徳島県内の市町村で、人口減少対策の5カ年計画「地方版総合戦略」の策定作業が本格化している。

 国が昨年末にまとめた「まち・ひと・しごと創生総合戦略」で、全ての自治体に本年度中の策定を求めているためだ。石破茂地方創生担当相は、各自治体が作った戦略の内容を評価し、来年度に創設する新型交付金の配分額を決める考えを示している。

 「国の押しつけ」との批判もあるが、地域の将来を捉え直し、有効な施策を考える機会である。新型交付金は自由度が高く、人口減少対策などに幅広く使える。自治体にとっては知恵の絞りどころだ。

 気掛かりなのは、地方創生の核となる戦略なのに、策定期間が短いことである。

 県内市町村の多くは戦略策定に向けて、庁内組織を設置。そこで原案を作成し、企業や大学、マスコミなどからなる有識者会議と、議会から意見や要望を聞いて練り上げていく。

 この手順で長期計画を作る場合、数年を要することもある。国も地方も長年取り組みながら十分成果を挙げていない難題の処方箋を、あと10カ月で打ち出せるのだろうか。

 共同通信社のアンケートでは、県内24市町村のうち「自前で策定できる」としたのは8市町にとどまり、15市町村は国や民間の支援を求めている。職員が少ない小規模自治体は、ノウハウ不足や事務的な負担の増加といった不安を抱えている。

 国は戦略策定の指南役として、中央官僚や民間のシンクタンク職員を派遣する制度を設けたが、県内で応募したのはわずか4市町で、派遣が決まったのは三好市と那賀町だけ。戦略を策定する環境が整ったとは言えない。

 そんな中、県内には10月の策定を目指し、作業を急ぐ自治体もある。国が10月末までに戦略を作った自治体に対し、昨年度の補正予算に盛り込んだ地方創生先行型交付金1700億円のうち、配分せず留保していた300億円を上乗せ交付するためだ。

 ただ、中身の濃い戦略にするには、国は策定期間に猶予を持たせるべきだろう。

 国が新型交付金の規模や交付期間を示していないことも問題だ。
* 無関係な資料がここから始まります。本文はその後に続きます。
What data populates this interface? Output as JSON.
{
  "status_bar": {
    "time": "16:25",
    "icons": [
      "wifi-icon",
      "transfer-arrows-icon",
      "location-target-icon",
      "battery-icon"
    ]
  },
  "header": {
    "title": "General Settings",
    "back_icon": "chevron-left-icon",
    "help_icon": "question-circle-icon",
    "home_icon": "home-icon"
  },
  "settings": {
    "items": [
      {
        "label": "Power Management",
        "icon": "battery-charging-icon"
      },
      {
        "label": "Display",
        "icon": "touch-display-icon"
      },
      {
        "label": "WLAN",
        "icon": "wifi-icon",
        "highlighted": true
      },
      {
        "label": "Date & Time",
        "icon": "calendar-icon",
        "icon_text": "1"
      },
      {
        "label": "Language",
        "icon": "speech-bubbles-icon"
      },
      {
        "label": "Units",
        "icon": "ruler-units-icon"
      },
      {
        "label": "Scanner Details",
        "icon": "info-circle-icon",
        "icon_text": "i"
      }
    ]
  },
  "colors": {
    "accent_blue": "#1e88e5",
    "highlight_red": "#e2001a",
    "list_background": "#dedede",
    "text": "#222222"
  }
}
自治体は来年度以降の予算措置を見通せないため、思い切った施策を打ち出せないという。

 来年度予算は1700億円から上積みされるのか。新型交付金が設けられても交付税や補助金は減らされないのか。自治体の疑問に、国は早期に答える必要がある。

 徳島県は今月、関係省庁に行った政策提言で、戦略の具現化に向けた財源確保を求めた。国は地方の声にしっかり耳を傾けてほしい。

 かつての自治体の計画作りでは、民間のシンクタンクに丸投げするケースもあった。地域が活力を取り戻すためには、地域が主体となって戦略を作ることだ。その支援に国は力を注ぐべきである。